Step-by-step explanation:

Ok, lets properly define some technical term here.

The terminal side of an angle is the side of the line after that it has made a turn (angle). I will drive my point home with the attachment to this solution

The initial side of an angle is the side of the line before the line made a turn(angle)

a) 1 complete revolution = $360^{0}$ = 2π rads

we can convert the radians to degrees using the above conversion rate

=> $\frac{7π}{6} rad \to degrees$ will be: $\frac{\frac{7π}{6} * 360}{2π}$

solving the expression above, 420π/2π = $210^{0}$

From the value of the angle in degree and having in mind that

$0^{0} - 90^{0} \to first \ quadrant\\ \\91^{0} - 180^{0} \to second\ quadrant\\\\181^{0} - 270^{0} \to third\ quadrant\\\\271^{0} - 360^{0} \to fourth\ quadrant$

$\frac{7π}{6} rad = 210^{0} \ is \ in \ third \ quadrant\\$

b) Co-terminal angles are angles which share the same initial and terminal side

To find the co-terminal of an angle we add or subtract 360 to the value if in degrees or 2π if in radians.

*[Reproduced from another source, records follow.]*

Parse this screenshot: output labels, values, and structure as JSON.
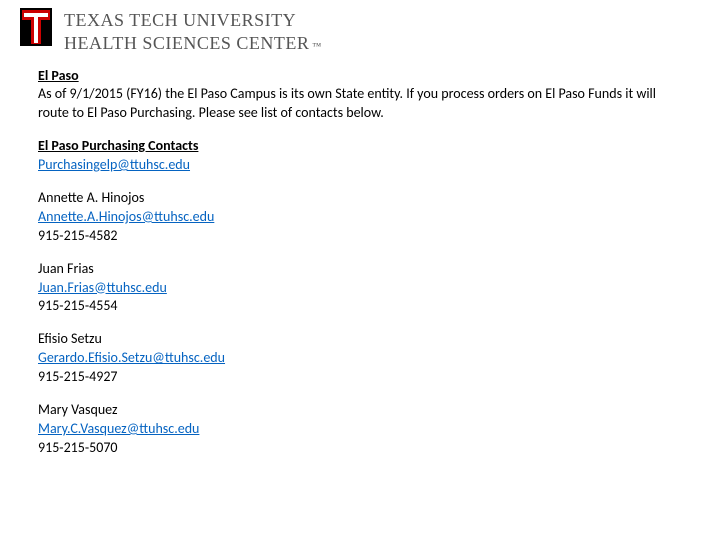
{
  "header": {
    "line1": "TEXAS TECH UNIVERSITY",
    "line2": "HEALTH SCIENCES CENTER",
    "tm": "™",
    "logo_colors": {
      "red": "#cc0000",
      "black": "#000000",
      "white": "#ffffff"
    }
  },
  "content": {
    "section_title": "El Paso",
    "intro_text": "As of 9/1/2015 (FY16) the El Paso Campus is its own State entity.  If you process orders on El Paso Funds it will route to El Paso Purchasing.  Please see list of contacts below.",
    "contacts_heading": "El Paso Purchasing Contacts",
    "main_email": "Purchasingelp@ttuhsc.edu",
    "contacts": [
      {
        "name": "Annette A. Hinojos",
        "email": "Annette.A.Hinojos@ttuhsc.edu",
        "phone": "915-215-4582"
      },
      {
        "name": "Juan Frias",
        "email": "Juan.Frias@ttuhsc.edu",
        "phone": "915-215-4554"
      },
      {
        "name": "Efisio Setzu",
        "email": "Gerardo.Efisio.Setzu@ttuhsc.edu",
        "phone": "915-215-4927"
      },
      {
        "name": "Mary Vasquez",
        "email": "Mary.C.Vasquez@ttuhsc.edu",
        "phone": "915-215-5070"
      }
    ]
  },
  "style": {
    "link_color": "#0563c1",
    "text_color": "#000000",
    "header_text_color": "#555555",
    "font_family": "Calibri",
    "font_size_body": 14,
    "font_size_header": 18,
    "background_color": "#ffffff"
  }
}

From the value we want to find its co-terminal, because of the presence of π, its value is in radians and as such we add or subtract 2π from the value. If we perform subtraction, the negative co-terminal of the angle has been evaluated and the positive co-terminal is evaluated if we perform addition.

So, to get the positive co-terminal of -π/4, we add 2π and doing that, we get:

2π - π/4 = 7π/4

c) The value of sin(π/3) * cos(π) is ?

Applying special angle properties: (More on the special angle in the diagram attached to this solution)

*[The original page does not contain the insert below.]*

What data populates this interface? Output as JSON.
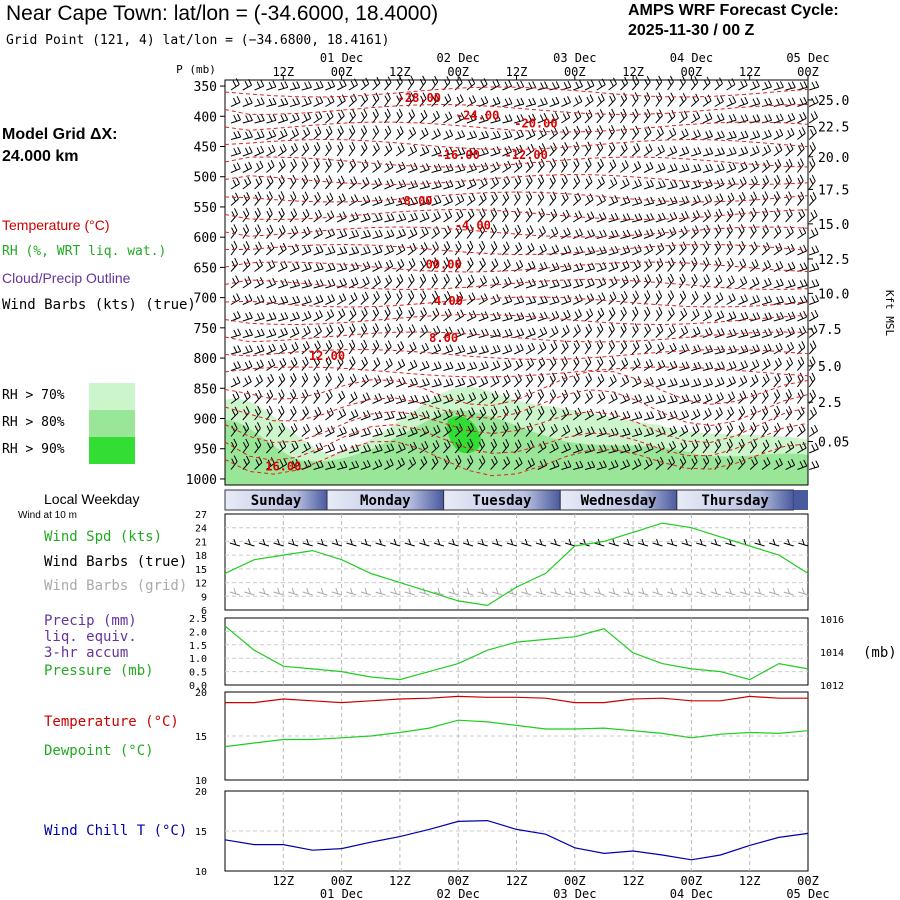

sin(π/3) = $\frac{\sqrt{3} }{2}$

cos(π) = -1

substituting the values above into the expression, we have:

$\frac{\sqrt{3} }{2} * -1 = -\frac{\sqrt{3} }{2}$

d) if $f(x) = sin^{2}x + cos^{2} x$ , f(π/4) = ?

In trignometry, $sin^{2}x = (sin(x))^{2} ;\ cos^{2}x = (cos(x))^{2}$

Applying special angle properties again,

sin(π/4) = $\frac{\sqrt{2} }{2}$

cos(π/4) = $\frac{\sqrt{2} }{2}$

The expression becomes $(\frac{\sqrt{2} }{2} )^{2} + (\frac{\sqrt{2} }{2} )^{2}$ . Simplifying, we get:

2/4 + 2/4 = 1/2 + 1/2 = 1

e) cos(3π/4)

3π/4 is not an acute angle(angle < less than π/2 rad) and as such, we need to get its related acute angle. Now 3π/4 rads is in the second quadrant, this means that we will have to subtract 3π/4 from π to get the related acute angle.

π - 3π/4 = π/4

so instead of working with 3π/4, we work with its related acute angle which is π/4

cos(3π/4) is equivalent to cos(π/4) = $\frac{\sqrt{2} }{2}$ (special angle properties)

f) sin(11π/6)

11π/6 is not an acute angle(angle less than π/2 rad) and it is in the fourth quadrant. This means that to get its related acute angle, we have to subtract it from 2π

2π - 11π/6 = π/6

sin(11π/6) is equivalent to -sin(π/6) = -1/2 (special angle properties).

Note that there is a minus in the answer. That had nothing to do with the special angle properties but rather, the fact that:

At the fourth quadrant, only the cosine trignometric ratio is positive At the first quadrant, all trignometric ratios are positiveAt the second quadrant, only the sine trignometric ratio is positiveAt the third quadrant, only the tangent trignometric ratio is positive

g) sin(π/6) + tan(π/4)

using special angle properties:

sin(π/6) = 1/2 and tan(π/4) = 1

the expression simplifies to: 1/2+1 = 3/2

h) cos(4π/3)

4π/3 is not an acute angle and it is in the third quadrant

To get its related acute angle, we have to subtract it from 3π/2

3π/2 - 4π/3 = π/6

so, cos(4π/3) = -cos(π/6) (The negative value is because of the fact that at the third quadrant, only the tangent trignometric ratio is positive)

using special angle properties, -cos(π/6) = $-\frac{\sqrt{3} }{2}$